Ne kadar meşgul olursan ol, kendine zaman ayırmalısın. Kendine biraz ekstra zaman ayırırsan göreceksin ki diğer sorumluluklarının çözümü de kolaylaşacak.

Yaratıcı fikirler aklına hücum etmeye başlayacak. Etrafındaki kişilerle iletişimin düzelecek. Stresin azalacak, sağlığın düzelecek ve hayattan zevk almaya başlayacaksın.

Kaosu Yönet.

Bazen yapılacak iş çok ama o işler için az zamanın vardır. Her şey kaosa döner, nefes alamadığını hissedersin. Hiç bir şey elinden gelmeyecekmiş gibi hissedersin. Oysa böyle durumlarda afallamış olmak hiçbir işe yaramaz. 

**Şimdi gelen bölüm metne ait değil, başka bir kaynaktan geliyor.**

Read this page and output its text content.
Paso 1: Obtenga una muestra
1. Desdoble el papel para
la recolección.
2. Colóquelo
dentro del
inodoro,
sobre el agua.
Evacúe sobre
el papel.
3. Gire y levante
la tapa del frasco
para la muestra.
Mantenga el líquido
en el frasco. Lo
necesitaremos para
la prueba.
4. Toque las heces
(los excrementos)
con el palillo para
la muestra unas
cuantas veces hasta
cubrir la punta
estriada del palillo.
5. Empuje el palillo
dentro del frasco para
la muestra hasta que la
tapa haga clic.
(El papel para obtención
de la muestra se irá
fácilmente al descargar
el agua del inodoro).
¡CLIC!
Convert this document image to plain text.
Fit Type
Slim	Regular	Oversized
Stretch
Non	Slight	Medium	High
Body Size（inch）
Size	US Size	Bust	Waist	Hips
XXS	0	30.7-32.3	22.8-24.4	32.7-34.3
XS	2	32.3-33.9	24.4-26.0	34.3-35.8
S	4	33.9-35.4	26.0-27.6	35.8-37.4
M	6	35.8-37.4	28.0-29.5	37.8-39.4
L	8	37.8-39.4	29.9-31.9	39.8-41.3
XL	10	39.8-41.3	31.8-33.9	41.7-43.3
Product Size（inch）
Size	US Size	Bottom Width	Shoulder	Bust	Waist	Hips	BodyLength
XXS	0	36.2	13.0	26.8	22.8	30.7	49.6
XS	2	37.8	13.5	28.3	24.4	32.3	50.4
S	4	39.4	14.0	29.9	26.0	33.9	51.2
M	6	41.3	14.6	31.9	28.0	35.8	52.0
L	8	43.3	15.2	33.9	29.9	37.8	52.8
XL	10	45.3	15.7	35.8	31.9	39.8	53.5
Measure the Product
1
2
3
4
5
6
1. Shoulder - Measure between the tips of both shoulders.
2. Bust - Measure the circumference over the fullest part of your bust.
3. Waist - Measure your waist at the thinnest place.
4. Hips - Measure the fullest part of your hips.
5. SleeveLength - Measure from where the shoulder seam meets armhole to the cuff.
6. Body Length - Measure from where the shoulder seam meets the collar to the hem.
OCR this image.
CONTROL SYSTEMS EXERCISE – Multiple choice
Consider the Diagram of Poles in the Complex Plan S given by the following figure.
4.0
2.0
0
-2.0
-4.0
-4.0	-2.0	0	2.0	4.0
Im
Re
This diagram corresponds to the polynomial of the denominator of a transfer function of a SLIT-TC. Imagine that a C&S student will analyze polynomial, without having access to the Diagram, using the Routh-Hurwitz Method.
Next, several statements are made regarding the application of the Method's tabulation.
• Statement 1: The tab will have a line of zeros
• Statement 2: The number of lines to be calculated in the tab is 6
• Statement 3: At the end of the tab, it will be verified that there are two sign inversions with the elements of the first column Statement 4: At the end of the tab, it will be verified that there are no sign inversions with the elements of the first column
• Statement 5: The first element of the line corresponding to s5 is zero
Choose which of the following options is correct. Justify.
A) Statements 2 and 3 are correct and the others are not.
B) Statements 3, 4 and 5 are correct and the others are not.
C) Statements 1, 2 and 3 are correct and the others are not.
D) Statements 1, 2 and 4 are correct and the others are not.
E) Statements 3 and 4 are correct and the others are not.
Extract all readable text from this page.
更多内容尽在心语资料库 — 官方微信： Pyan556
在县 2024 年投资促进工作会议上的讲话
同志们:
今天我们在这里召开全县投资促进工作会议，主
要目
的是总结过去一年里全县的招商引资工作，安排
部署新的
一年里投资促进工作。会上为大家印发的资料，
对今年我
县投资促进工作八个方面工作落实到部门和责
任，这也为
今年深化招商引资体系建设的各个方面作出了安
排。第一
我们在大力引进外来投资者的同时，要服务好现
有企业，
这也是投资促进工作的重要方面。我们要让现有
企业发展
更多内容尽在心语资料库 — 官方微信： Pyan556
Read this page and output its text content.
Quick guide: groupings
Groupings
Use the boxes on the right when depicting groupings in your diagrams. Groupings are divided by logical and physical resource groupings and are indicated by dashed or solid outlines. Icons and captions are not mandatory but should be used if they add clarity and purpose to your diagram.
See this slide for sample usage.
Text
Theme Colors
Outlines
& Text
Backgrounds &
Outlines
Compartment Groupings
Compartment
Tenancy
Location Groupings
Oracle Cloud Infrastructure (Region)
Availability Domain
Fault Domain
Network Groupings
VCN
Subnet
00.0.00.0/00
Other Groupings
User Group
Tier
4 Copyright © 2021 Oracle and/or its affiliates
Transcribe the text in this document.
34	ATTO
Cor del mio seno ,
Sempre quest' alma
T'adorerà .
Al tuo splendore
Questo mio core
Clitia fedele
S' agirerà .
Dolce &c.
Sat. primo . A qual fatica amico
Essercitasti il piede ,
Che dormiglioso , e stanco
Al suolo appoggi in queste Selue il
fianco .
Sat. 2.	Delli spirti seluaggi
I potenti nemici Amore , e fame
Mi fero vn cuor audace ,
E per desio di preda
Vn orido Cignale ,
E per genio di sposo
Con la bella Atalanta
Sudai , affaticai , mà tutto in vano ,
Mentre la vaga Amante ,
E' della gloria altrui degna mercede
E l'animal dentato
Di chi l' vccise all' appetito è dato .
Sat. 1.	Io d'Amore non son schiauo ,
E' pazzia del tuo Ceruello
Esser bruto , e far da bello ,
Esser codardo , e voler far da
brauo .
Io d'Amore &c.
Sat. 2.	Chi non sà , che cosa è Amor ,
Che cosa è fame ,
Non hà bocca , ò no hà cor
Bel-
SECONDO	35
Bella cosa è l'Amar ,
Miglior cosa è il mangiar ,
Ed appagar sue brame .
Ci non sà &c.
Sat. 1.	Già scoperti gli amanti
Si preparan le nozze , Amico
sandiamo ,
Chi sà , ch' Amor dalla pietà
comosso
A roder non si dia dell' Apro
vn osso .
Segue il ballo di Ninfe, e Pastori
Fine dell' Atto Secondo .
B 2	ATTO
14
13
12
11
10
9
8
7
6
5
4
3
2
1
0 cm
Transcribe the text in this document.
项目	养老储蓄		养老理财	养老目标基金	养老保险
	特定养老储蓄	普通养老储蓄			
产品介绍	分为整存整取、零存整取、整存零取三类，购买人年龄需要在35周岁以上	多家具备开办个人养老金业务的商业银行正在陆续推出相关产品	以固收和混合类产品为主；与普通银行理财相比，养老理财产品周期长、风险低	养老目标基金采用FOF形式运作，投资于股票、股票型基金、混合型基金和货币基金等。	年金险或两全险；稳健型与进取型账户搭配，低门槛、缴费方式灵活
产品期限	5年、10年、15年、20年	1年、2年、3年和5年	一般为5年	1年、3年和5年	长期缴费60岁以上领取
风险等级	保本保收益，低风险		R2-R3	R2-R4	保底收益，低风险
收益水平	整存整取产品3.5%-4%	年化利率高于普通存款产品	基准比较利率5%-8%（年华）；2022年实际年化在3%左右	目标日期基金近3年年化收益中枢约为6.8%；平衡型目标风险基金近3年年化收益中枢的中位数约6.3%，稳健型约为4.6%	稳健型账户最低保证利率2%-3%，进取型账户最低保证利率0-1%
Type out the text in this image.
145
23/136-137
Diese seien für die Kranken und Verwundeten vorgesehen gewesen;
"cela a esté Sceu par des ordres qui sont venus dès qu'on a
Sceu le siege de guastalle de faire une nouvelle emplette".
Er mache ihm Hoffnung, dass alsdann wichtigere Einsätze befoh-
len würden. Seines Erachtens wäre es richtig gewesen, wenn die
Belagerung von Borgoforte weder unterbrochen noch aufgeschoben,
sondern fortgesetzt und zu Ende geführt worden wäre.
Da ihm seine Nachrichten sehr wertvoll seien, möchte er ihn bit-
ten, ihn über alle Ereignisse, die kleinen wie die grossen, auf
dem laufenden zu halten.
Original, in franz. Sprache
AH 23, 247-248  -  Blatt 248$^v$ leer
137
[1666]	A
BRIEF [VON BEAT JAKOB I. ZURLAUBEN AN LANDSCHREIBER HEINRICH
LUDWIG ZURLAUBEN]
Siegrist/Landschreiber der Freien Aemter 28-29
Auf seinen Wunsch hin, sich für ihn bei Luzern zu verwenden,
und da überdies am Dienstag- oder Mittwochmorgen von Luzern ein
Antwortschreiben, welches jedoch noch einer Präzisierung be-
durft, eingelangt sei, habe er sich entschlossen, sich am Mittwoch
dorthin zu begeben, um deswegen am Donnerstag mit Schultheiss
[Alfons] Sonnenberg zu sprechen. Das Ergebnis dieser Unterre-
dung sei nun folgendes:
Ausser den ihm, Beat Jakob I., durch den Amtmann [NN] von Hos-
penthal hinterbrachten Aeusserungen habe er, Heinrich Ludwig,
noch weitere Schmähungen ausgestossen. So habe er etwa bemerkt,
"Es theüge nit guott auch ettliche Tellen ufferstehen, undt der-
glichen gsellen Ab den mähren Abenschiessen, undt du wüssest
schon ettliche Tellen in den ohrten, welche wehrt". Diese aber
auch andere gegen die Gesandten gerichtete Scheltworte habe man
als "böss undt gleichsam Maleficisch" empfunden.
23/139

Dur. Derin bir nefes al,  yapılması gereken işlerden birini ana iş olarak seç ve o işe konsantre olarak yapmaya başla. O sorunu hallettikten sonra herhangi bir diğerine geç. Göreceksin ki kaos planlı bir çalışmaya dönüşmüş. Büyük resme daha net bakabileceksin.



Öğren.

İnsanlar genellikle bilmediklerinden korkarlar. Eğer bir şeyden korkuyorsanız öncelikle kendini o konuda eğitmelisin. Sadece kitaplarla da değil tecrübe ederek. Kalıcı bilgi böyle öğrenilir.

Aksi takdirde bilinmezlik hiç bilmediğin karanlık bir odada yürümeye çalışmak gibidir. Başta korkarsın ve neyle karşılaşacağını bilemezsin.  Ama bir kez ışıklar açıldıktan sonra her şey daha net ve daha kolaydır.



Dengeni bozma.

Başarı, ne kadar önemli gözükürse gözüksün; hayatın kişiliğinle dengeli bir biçimde gelişmelidir. Yoksa başarı yolculuğun bir takıntıya dönüşür ve hayatında gerçekten sevdiğin bir şeyleri kaybetmene neden olabilir.

Başarıyı sonuç olarak görmektense yolculuk olarak görmeye başla. Her adımda kendinden kopmadan, sağlam adımlarla ilerle. Sevdiklerine vakit ayır, hobiler edin veya tutkularının peşinden git. Kendini geliştirmeye devam et.



Kendine güvenmelisin.

Kendine güvenin ölçütü nedir? Eğer ki dış referanslı bir kişiysen özgüvenin kendinden değil; etrafından gelir. Başkalarının söyledikleri, aldığın tepkiler özgüvenini artırır veya düşürür. 

Özgüvenini ne etkiliyor? Görünüşün mü? Paran mı? Başarıların mı? Hakkında söylenenler mi? Bunların hepsi değişebilecek şeylerdir. Fakat özgüven “öz” den gelmelidir. Herhangi bir sebebe bağlı olmadan… Her sabah aynaya baktığında “İşte bu adam benim en iyi dostum! Ve onu seviyorum” diyebilmektir. Kaybedemeyeceğin tek şey kendinsin; o yüzden kendini sev ve gereken değeri ver!